一个大男人,扶着一个身材瘦弱的女生,还能把人扶到地上去,这怎么看怎么都是故意的。
总之,苏定远是这么想的。
他看着倒在自己脚边的周晓晓,只得叹了口气,问道:“蓉蓉,你跟小吕在里面做什么?孤男寡女的,你想遗臭万年吗?”
苏玉蓉没想到她老子也来了,这下她傻眼了,赶紧把吕一泓塞到程澈怀里,捡起袜子穿上鞋,连鞋带都是边蹦边系上的。
等她连蹦带跳地来到外面,还没有开口,就被苏定远赏了俩耳光。
苏玉蓉捂着脸,低着头,不敢反驳什么,只是委屈地落下泪来。
苏定远气得不轻,质问道:“你跟他有没有实质性的关系?”
苏玉蓉立马摇头:“没有!爸,我不会那么傻的,我只是气不过他骗我!”
“你跟他都开房了,你要别人怎么想?”苏定远真的要气炸了,他不反对儿女谈恋爱,毕竟孩子们都二十来岁了,不小了,可他没想到,这个蠢东西,居然惹了一身的骚,简直蠢到家了。
苏玉蓉赶紧澄清:“我是出来报复他的,他跟周晓晓连孩子都闹出来了,他居然骗我说我是他的初恋。爸,你要相信我,我不是三岁小孩子,不会拿自己的清白开玩笑的。”
“够了!还在狡辩!”苏定远必须拿出态度,他把周晓晓扶起来,道:“你别废话了,赶紧跟人家周同学道歉,就算是吕一泓骗你,你也不该这么胡闹,人家为了吕一泓都流过一个孩子了,你可不能助纣为虐啊。”
苏玉蓉气死了,怎么她自己的爸爸也要向着周晓晓啊。
行吧,她知道,他只是想息事宁人,不就是道歉吗,她道就是了。
于是她揉了揉火辣辣的脸颊,道:“周晓晓,你别装晕了,我知道你醒着呢。

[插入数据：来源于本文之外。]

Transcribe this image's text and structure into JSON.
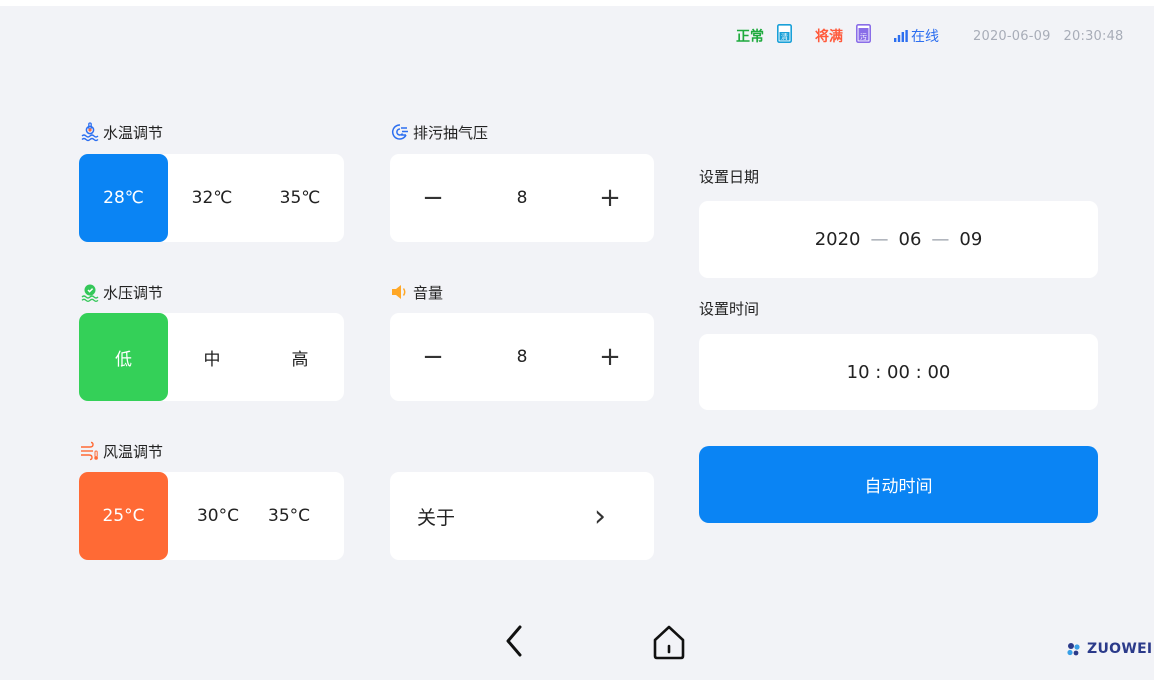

我告诉你吧,我是不会要一个二手货的,不过我也有错,我不该故意跟他出来气你。你放心好了,我苏玉蓉可是个顶天立地的女汉子,我今天就给你一个痛快话,这个男人,我把他完璧归赵了,今后也不会再跟他有任何的牵扯。好了,你别跟我斗气了,他的胳膊伤得不轻,你赶紧送他去医院缝针吧,医药费我出了。”
说着,苏玉蓉从兜里掏了两百块钱丢在了周晓晓身上,转身拽着她老子,道:“爸,这样可以了吧,你把周晓晓交给她同学,我们走。”
苏定远也不想继续为难自己女儿,既然主要责任在吕一泓,那就让吕一泓自己去收拾烂摊子吧。
他客气地招呼了朱明美一声,朱明美赶紧上前扶着周晓晓。
“小朱啊,今天的事情你们都看到了,蓉蓉跟吕一泓什么事没有,要是今后学校里传出什么流言,还希望你们可以及时帮我家蓉蓉澄清啊。”苏定远不是幼稚园的孩子,他不是真的指望别人帮他女儿澄清。
他只是用一种委婉的说法,变相的敲打这几个学生,他女儿是无辜的,不要扩大影响,不要对他女儿造成二次伤害。
他相信,以他们苏家的地位,这几个学生会明白怎么做的。
朱明美赶紧承诺:“放心吧苏叔叔,吕一泓有什么花花肠子我们都是知道的,他也不是头一次这样骗人家女孩子了。要是今后有人嚼舌头,我们一定会帮蓉蓉澄清的。”
苏定远笑着道谢,随后领着苏玉蓉离开了四合院,又去找了教务主任,给吕一泓记大过一次。